Hashim Amla became the fastest South African batsmen to reach 5000 ODI runs a run-a-ball 66 in his 101st innings and set South Africa up to take the series lead. He starred in a 99-run third-wicket stand with AB de Villiers, in which runs were scored at 6.82 to the over before de Villiers and David Miller posted 123. That ensured even when South Africa fell away and lost 5 for 34, they still had enough despite the two-hour-45-minute rain interruption.
West Indies’ target was adjusted to a 229 off 33 overs and then 226 off 32 overs when rain returned again but they were only in with a chance of chasing it when Chris Gayle was at the crease. He plundered 41 runs off 24 balls but his high-risk style of play left him vulnerable to an early dismissal. When it came in the sixth over, it sparked a top-order collapse of 4 for 38 which gave way to a lower-order folding of 6 for 46. Imran Tahir claimed three of those wickets chiefly through well-executed googlies and sliders to bring up his 50th ODI scalp.
Jason Holder, in his first match as captain, would have wanted more from the men he said were ready to show fight. He shouldered the bulk of that responsibility when he opened the bowling, brought himself back on at crucial times, tasked himself with targeting the South African lower-order and ran an impressive 9.8 kilometres in the field but he learnt that one man cannot do the job on his own. Just ask Gayle.
After missing out on Wednesday night’s T20, also at Kingsmead, with a recurrence of his back problem, Gayle approached this innings as though it was two days’ ago. He flung his bat at everything, despite the steep target. “I am trying to understand it, but I can’t,” Michael Holding lamented, when discussing Gayle’s strategy, or lack thereof. It only took the introduction of Dale Steyn to cause Gayle to run out of luck and allow South Africa the only inroad they needed.
Gayle should have modelled his innings on Amla’s to start with. He saw off a tricky opening period, when Jerome Taylor found the right length to dismiss both Rilee Rossouw, who racked up a fifth duck in 10 innings, and Faf du Plessis, a first duck in 61, in the Powerplay. But West Indies failed to cash in on their early breakthroughs and lost their lines.
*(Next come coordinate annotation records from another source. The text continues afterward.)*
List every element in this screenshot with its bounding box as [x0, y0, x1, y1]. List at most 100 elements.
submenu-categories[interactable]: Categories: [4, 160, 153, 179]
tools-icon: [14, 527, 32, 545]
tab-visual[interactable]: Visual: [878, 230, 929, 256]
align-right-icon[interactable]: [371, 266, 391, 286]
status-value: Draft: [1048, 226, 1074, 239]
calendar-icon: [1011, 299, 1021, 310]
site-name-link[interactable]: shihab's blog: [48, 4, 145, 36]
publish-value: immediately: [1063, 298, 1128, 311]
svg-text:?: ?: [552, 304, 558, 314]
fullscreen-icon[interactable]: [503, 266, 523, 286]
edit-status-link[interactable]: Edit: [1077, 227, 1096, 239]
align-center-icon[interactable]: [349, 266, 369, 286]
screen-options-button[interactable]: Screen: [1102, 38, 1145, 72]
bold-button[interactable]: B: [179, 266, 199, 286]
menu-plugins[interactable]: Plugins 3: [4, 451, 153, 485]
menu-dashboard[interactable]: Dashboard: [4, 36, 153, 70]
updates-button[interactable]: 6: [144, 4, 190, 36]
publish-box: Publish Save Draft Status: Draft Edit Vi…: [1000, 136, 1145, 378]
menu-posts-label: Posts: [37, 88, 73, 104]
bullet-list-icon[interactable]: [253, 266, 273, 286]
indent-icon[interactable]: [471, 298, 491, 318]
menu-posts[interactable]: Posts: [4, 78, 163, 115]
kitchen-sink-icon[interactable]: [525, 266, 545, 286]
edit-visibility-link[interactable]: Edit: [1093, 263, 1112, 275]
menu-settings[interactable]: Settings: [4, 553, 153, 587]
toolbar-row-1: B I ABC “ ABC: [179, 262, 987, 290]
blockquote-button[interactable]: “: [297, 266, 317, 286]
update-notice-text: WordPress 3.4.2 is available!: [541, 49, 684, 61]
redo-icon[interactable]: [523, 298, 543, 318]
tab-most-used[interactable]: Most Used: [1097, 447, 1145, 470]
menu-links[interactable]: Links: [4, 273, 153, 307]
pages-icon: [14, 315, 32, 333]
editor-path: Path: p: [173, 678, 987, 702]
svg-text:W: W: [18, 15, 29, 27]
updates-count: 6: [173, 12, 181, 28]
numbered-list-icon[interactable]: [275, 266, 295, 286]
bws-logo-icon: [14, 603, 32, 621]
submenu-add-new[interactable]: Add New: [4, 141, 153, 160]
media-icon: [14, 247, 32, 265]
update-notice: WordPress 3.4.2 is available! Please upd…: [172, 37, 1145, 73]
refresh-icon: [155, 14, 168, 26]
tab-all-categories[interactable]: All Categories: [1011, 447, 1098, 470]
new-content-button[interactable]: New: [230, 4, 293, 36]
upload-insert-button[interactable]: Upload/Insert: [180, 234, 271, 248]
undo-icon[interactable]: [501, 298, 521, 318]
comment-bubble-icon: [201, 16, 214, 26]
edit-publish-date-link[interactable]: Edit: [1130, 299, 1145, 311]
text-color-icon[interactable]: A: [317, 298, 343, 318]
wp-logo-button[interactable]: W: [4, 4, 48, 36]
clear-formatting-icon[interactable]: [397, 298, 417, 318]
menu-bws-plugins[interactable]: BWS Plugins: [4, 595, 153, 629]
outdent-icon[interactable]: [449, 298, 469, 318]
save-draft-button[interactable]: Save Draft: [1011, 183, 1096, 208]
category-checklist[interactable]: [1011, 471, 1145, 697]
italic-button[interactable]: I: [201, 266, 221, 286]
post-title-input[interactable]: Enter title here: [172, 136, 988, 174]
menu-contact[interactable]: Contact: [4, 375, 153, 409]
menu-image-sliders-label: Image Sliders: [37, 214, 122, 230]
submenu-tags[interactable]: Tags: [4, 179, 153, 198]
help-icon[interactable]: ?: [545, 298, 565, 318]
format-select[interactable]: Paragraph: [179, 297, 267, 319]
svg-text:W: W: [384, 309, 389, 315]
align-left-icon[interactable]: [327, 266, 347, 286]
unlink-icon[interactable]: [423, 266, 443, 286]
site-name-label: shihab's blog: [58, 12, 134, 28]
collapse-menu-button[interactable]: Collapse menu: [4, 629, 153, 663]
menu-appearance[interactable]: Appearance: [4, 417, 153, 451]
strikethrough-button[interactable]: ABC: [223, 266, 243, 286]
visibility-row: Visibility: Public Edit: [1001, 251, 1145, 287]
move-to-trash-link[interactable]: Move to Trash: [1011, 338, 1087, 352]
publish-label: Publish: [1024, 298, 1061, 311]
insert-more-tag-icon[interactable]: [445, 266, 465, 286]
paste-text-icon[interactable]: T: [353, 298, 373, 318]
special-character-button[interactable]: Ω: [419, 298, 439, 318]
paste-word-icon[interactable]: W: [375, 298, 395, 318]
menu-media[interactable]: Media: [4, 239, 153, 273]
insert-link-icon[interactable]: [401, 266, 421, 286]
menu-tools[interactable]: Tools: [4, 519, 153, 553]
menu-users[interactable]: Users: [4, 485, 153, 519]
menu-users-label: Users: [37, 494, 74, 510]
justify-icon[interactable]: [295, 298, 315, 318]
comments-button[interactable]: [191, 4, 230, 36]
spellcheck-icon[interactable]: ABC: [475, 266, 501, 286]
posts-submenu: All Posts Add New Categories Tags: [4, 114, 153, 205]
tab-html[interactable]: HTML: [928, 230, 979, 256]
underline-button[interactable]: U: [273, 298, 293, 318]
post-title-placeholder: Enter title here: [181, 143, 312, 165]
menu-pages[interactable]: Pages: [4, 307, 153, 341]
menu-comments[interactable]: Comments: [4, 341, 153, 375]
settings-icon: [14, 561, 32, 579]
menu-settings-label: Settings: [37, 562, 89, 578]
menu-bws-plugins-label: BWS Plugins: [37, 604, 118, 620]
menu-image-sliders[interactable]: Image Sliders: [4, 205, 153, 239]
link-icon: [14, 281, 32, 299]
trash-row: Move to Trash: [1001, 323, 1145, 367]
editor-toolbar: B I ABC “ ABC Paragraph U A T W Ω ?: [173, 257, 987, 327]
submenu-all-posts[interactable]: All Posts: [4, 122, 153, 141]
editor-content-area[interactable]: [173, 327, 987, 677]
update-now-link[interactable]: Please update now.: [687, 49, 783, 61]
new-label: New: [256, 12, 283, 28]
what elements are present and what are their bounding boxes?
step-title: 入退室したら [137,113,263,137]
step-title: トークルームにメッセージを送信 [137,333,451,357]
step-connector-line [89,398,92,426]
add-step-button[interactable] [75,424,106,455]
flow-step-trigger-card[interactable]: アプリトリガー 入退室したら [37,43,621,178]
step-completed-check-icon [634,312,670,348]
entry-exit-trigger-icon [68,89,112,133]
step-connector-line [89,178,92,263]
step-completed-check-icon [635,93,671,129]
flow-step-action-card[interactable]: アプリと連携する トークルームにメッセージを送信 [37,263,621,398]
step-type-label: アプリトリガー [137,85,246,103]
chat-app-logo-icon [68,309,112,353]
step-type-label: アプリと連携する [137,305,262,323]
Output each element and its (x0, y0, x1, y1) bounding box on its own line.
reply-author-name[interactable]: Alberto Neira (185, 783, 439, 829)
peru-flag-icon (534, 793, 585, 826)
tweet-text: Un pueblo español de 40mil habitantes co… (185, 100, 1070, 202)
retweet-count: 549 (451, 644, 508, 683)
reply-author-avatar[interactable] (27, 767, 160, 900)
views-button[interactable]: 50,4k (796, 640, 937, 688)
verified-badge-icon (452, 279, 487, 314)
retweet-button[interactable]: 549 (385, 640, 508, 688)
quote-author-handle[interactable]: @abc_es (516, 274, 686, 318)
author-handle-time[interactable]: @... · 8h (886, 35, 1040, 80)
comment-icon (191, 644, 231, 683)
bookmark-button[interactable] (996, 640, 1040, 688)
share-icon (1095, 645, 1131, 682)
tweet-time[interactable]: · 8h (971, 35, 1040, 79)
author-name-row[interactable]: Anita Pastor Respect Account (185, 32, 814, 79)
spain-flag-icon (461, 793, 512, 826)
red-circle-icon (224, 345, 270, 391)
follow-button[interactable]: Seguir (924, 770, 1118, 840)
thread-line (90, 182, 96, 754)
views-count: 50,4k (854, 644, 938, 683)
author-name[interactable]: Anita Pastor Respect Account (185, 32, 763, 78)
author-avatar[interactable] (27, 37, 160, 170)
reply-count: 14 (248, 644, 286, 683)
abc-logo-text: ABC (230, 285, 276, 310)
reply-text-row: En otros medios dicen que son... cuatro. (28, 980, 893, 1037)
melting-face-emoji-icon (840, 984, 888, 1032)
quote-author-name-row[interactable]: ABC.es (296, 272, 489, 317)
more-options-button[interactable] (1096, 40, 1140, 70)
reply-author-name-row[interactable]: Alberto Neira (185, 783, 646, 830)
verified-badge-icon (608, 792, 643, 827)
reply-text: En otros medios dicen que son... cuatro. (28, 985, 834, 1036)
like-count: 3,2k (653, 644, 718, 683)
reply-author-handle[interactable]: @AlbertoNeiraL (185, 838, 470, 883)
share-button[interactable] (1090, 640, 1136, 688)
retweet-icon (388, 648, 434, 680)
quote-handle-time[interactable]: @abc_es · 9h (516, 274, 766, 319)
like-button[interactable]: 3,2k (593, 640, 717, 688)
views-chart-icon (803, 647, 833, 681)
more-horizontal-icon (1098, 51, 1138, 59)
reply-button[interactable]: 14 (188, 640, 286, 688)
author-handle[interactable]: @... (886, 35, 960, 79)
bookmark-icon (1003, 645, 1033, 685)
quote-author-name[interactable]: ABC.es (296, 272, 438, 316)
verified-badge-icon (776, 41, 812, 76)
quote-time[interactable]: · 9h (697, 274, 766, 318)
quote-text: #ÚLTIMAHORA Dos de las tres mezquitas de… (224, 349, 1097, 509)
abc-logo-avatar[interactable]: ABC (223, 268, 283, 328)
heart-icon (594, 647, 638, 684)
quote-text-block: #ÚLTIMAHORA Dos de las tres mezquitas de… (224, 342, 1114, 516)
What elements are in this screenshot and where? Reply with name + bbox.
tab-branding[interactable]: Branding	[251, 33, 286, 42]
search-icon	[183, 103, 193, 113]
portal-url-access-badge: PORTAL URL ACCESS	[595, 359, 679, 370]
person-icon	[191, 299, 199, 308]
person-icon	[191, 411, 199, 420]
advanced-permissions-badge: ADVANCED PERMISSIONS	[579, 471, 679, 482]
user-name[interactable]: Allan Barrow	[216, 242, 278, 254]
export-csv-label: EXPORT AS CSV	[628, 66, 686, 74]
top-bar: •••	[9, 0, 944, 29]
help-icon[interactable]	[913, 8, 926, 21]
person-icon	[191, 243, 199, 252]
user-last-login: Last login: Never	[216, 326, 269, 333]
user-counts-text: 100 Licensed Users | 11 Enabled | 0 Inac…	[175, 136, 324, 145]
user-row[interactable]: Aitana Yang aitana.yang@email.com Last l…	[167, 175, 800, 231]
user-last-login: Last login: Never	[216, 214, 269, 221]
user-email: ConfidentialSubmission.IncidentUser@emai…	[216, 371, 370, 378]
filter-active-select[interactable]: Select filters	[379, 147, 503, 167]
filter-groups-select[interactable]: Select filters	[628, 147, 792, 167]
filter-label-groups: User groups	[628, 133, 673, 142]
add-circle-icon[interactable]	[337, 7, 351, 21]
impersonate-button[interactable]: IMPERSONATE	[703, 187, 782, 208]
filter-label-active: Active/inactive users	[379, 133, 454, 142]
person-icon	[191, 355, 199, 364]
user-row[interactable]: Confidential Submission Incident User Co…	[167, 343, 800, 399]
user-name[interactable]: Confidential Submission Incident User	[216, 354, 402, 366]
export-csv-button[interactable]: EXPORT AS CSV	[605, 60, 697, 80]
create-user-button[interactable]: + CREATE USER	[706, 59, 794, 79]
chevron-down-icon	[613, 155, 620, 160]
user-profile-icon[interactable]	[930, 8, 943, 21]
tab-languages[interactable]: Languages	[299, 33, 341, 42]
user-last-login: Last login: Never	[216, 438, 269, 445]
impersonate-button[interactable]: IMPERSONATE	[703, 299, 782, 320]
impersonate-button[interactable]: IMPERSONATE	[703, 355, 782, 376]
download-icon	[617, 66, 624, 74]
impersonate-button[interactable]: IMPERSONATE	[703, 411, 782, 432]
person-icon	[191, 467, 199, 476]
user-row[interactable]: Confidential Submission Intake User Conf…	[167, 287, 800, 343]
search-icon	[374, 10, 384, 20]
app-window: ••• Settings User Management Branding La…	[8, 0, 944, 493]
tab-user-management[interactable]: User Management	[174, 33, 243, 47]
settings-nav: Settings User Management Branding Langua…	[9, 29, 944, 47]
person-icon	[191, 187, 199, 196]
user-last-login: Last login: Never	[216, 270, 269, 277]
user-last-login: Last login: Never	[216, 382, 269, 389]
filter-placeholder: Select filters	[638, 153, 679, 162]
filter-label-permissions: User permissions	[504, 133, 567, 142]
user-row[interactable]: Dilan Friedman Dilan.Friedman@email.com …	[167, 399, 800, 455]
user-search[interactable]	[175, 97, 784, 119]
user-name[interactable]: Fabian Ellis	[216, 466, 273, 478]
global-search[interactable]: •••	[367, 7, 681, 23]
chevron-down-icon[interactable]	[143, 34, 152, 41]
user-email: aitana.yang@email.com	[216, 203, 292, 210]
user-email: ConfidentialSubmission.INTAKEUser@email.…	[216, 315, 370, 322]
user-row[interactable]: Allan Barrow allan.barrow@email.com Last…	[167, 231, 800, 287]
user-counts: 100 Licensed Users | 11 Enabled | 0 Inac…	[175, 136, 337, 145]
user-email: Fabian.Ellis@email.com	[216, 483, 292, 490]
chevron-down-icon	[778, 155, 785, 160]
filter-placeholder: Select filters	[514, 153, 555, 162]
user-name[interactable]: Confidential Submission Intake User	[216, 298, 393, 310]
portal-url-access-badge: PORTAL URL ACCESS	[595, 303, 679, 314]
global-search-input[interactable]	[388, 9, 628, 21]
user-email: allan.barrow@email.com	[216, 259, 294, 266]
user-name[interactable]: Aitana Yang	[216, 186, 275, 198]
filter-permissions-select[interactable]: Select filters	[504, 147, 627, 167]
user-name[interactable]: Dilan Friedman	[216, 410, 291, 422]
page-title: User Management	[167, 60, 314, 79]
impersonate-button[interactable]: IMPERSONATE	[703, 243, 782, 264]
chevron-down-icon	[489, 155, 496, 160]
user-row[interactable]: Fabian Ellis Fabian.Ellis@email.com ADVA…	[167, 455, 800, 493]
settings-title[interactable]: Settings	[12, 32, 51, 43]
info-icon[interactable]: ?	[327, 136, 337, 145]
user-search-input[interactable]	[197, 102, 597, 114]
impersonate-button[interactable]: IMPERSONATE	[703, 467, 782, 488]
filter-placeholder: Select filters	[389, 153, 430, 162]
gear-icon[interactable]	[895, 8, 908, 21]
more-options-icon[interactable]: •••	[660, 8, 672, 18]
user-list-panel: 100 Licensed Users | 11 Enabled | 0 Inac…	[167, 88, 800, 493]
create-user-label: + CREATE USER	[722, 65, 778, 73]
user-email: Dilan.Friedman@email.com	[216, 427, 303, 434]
They offered so much width. Amla was able to treble his score from 13 off the first 19 balls he faced to 39 by the time he’d faced 40. AB de Villiers, sent in earlier than usual at No. 4, was also off to a speedy start. 17 runs came off 15 balls.
Andre Russell tried to make the extra bounce work in his favour by holding back his length but the South African pair were quick to pounce on anything short. They brought up a hundred inside 17 overs and a massive total was looming but Amla was in such a hurry to get there, he underestimated Russell’s arm. He was run-out but South Africa’s momentum was not.
They promoted David Miller ahead of JP Duminy and de Villiers immediately adjusted his pace. He slowed down to allow Miller to settle and the pair formed the spine of South Africa’s total. They shared the highest partnership of the innings of 123 runs and batted for a ball shy of 20 overs, to take South Africa to the brink of a flourishing finish as West Indies flagged in the searing heat.
It was only when both holed out that West Indies had the opportunity to come back into the match. Russell used fancy footwork to run Farhaan Behardien out – the second time on this tour his boot has ushered the ball on its way to breaking the stumps – had Duminy caught behind off a short ball and Philander in the deep before a storm swept through.
It was accompanied by gale-force winds, of the literal kind, which only made it more difficult for South Africa when they took the field and met the other Gayle-force. West Indies were off to a flier but they needed support from the rest of the line-up, particularly the experience.
But Marlon Samuels was run out lazily, Dwayne Smith was deceived by a slider and Jonathan Carter beaten by the googly. Vernon Philander was rewarded for consistent effort towards the end and Steyn cleaned up the tail as the inevitable outcome was completed.